### Recognizing High-redshift Galaxy Mergers with Convolutional Neural Networks using DeepMerge simulated data with an application on real-world data
# Real data

In [1]:
import os
import numpy as np
import time

from astropy.io import fits
from astropy.utils.data import download_file
from astropy.visualization import simple_norm

import matplotlib.pyplot as plt

import torch
from torch.utils.data import DataLoader
from torch.utils.data import TensorDataset
import torch.nn as nn
from sklearn.model_selection import train_test_split
import pandas as pd

*Ema Donev, 2023.*

In this notebook you will find all the information about the real data downloaded from AstroNN how to prepare it for modelling.

## Section 1: Downloading the data

The data is from AstroNN, https://astronn.readthedocs.io/en/latest/galaxy10.html. I am downloading the Galaxy10 DECals dataset, which includes 17736 images of different galaxy types. These images were obtained from the SDSS images from the Galaxy Zoo Data release 2. The images were processed and published so that the general public can classify the galaxy images, since there are so many. After many classified images, it was determined that ~38 classifications were made per image and that the labels are just as trustworthy as if professional scientists classified galaxies. 

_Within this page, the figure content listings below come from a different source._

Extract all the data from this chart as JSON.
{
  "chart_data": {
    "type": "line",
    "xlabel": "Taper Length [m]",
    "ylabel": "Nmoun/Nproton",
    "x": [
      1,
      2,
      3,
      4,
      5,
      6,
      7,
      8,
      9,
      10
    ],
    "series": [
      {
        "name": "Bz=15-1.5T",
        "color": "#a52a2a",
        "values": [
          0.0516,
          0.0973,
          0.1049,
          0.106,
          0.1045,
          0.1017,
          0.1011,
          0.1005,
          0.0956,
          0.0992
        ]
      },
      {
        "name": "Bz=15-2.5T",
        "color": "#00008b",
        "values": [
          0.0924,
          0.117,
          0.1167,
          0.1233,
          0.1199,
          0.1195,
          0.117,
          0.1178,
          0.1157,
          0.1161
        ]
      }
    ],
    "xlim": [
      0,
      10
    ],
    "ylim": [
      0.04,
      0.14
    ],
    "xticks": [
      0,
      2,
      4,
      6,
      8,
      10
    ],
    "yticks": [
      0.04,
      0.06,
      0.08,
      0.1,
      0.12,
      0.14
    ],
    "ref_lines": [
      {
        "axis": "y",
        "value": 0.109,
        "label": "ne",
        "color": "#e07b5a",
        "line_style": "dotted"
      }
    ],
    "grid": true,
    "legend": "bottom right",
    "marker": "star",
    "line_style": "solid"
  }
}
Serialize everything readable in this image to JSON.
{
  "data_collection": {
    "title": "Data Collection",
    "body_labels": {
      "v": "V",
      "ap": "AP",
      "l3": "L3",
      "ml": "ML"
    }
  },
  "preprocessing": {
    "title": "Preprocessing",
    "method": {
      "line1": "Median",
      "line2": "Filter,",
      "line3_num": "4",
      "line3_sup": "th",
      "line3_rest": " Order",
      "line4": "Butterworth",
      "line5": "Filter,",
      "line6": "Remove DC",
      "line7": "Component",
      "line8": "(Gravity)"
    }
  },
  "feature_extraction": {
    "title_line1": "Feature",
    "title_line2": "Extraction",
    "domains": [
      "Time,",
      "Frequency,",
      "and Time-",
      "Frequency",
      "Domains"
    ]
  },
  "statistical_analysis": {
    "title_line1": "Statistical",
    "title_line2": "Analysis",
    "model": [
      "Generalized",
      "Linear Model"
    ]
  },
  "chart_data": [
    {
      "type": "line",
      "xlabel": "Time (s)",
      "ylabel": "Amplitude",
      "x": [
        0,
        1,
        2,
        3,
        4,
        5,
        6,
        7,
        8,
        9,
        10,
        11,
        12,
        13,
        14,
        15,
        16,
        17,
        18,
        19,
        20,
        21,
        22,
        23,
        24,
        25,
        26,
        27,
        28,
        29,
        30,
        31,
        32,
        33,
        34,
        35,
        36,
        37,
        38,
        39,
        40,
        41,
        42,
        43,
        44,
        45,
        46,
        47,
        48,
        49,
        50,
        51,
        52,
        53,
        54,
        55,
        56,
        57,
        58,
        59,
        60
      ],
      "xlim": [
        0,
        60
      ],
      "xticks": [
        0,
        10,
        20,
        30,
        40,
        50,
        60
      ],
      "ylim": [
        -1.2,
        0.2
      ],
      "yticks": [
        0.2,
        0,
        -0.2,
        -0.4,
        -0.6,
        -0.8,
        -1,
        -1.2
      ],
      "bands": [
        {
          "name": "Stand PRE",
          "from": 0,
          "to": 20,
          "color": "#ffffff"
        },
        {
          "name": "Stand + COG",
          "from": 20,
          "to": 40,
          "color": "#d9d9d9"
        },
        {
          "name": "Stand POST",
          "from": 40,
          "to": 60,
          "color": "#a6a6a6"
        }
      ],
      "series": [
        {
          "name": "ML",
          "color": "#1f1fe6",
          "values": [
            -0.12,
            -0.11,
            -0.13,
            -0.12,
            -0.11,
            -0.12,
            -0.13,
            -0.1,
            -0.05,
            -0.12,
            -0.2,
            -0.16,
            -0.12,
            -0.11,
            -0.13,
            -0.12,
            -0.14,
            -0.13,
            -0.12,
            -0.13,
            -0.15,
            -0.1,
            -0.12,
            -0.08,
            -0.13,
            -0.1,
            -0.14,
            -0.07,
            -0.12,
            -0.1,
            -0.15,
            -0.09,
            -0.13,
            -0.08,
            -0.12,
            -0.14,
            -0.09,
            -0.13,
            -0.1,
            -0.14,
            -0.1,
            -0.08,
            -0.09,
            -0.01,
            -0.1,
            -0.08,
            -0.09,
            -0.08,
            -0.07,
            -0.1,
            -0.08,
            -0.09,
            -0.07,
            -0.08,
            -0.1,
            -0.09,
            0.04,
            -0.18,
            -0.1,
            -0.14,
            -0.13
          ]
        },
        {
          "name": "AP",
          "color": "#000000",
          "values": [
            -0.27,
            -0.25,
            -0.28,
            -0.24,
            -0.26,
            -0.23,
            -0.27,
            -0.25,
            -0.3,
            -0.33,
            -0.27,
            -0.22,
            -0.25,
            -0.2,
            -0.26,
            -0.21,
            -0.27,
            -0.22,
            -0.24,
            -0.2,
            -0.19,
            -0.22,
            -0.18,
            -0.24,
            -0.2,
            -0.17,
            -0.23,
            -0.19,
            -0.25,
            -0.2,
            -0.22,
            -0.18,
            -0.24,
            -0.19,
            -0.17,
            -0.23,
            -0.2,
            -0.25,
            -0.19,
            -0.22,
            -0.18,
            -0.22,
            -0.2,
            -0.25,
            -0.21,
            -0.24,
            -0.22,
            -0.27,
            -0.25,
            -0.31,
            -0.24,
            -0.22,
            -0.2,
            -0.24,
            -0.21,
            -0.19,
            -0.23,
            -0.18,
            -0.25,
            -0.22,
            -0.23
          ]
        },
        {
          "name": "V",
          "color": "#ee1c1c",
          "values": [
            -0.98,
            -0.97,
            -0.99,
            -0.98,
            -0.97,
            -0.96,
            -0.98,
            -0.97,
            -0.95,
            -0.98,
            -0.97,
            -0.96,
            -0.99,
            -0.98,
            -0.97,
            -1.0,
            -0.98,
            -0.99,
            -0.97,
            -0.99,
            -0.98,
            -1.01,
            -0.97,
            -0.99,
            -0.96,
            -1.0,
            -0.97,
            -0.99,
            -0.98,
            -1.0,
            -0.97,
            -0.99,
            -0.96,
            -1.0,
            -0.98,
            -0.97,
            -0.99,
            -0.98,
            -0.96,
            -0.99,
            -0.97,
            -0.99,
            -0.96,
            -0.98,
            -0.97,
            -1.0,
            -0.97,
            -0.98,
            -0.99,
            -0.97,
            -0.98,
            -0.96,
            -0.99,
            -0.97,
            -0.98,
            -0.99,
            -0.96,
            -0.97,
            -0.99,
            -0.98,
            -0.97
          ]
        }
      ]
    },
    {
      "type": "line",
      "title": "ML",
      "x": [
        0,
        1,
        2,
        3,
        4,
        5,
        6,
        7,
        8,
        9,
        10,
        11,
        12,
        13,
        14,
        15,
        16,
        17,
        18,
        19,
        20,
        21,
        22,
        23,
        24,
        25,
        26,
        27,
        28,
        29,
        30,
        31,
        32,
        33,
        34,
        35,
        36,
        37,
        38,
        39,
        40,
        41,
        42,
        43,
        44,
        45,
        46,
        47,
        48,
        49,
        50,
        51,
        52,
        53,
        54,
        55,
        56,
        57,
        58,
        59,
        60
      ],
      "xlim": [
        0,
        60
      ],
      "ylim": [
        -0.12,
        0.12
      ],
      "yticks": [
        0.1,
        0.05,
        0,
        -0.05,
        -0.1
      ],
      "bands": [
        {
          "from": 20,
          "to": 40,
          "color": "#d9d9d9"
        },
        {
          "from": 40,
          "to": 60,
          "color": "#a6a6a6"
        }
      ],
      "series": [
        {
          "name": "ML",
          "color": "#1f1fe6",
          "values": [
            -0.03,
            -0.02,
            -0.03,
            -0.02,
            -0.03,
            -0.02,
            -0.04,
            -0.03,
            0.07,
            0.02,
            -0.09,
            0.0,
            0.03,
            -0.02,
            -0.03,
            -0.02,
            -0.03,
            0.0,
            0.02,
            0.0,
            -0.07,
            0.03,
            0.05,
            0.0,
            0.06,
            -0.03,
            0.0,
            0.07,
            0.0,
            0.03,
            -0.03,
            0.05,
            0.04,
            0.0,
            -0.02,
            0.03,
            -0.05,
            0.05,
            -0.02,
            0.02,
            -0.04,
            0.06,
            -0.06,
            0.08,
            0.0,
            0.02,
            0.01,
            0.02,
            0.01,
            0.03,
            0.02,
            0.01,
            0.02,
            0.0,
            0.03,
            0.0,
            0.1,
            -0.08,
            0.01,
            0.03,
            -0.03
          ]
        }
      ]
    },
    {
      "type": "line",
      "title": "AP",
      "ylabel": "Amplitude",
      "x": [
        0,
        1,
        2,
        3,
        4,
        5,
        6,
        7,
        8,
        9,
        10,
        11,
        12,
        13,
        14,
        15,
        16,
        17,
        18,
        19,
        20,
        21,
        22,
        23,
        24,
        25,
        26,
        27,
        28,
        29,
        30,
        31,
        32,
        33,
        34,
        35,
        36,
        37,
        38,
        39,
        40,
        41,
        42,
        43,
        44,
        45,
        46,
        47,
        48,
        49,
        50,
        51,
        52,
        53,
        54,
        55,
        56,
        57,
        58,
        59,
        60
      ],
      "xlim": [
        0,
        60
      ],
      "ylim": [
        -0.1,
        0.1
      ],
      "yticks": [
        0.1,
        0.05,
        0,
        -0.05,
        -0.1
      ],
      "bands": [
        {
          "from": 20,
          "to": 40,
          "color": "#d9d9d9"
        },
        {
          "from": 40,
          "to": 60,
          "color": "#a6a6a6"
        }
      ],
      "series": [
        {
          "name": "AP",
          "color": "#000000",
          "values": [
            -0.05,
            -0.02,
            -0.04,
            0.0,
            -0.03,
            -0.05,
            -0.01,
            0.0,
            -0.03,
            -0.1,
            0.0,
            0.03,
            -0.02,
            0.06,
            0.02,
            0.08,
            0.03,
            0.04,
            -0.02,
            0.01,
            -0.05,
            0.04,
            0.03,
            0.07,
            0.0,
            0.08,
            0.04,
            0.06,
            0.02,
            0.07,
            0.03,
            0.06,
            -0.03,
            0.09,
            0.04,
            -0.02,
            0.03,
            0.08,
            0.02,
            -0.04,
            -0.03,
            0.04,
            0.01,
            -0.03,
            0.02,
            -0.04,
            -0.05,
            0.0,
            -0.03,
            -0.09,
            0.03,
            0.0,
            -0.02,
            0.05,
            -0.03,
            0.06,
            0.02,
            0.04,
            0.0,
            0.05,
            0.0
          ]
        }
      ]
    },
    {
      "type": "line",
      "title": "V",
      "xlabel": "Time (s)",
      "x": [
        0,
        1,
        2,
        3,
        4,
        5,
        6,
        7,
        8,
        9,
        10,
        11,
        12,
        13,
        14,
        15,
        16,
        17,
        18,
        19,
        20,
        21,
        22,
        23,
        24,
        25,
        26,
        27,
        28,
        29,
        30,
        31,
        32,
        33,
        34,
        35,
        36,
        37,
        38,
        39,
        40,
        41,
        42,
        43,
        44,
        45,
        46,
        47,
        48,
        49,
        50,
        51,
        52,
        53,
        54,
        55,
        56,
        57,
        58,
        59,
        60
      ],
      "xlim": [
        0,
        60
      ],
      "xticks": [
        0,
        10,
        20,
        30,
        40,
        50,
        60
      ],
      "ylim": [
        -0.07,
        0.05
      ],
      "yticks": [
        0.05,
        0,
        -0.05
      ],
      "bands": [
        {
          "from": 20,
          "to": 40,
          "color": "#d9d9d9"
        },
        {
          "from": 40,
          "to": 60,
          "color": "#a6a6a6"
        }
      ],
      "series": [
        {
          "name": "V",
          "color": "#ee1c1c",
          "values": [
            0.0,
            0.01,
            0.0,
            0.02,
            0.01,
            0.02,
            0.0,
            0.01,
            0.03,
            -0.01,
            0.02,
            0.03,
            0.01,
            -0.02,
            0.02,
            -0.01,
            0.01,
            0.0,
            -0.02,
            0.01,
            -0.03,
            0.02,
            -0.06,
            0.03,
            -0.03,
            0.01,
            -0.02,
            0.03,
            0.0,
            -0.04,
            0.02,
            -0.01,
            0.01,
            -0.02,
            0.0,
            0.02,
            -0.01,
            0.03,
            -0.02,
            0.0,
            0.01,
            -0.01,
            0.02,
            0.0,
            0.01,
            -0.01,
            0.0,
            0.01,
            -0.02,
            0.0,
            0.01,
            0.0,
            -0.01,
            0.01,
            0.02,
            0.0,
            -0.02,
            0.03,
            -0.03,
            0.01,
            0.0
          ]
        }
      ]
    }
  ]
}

The data is a `H5` file, or a `Hierarchical Data Format`. These are used to store massive amounts of data as multidimensional arrays, of which images are an example. Scientific data is typicaly stored in this format, and originally it was selected by NASA as a standard data format in science. 

In [15]:
import h5py
with h5py.File('../input/Galaxy10_DECals.h5', 'r') as F:
    images_real = np.array(F['images'])
    labels_real = np.array(F['ans'])

This piece of code was taken from the AstroNN website for instructions on how to load the dataset. After we read it, we take the array under tag 'images' and 'ans' to extract pixel values for the images and labels.

In [None]:
# select 16 random image indices:
example_ids = np.random.choice(hdu_noisy[1].data.shape[0], 16)
examples = [hdu_noisy[0].data[j, 1, :, :] for j in example_ids]

# initialize your figure
fig = plt.figure(figsize=(8, 8)) 

# loop through the randomly selected images and plot with labels
for i, image in enumerate(examples):
    ax = fig.add_subplot(4, 4, i+1)
    norm = simple_norm(image, 'log', max_percent=99.75)

    ax.imshow(image, aspect='equal', cmap='viridis', norm=norm)
    ax.set_title('Merger='+str(bool(hdu_noisy[1].data[example_ids[i]][0])))
    
    ax.axis('off')
    
plt.show()

In [18]:
images_real = images_real.astype(np.float32)
labels_real = labels_real.astype(np.float32)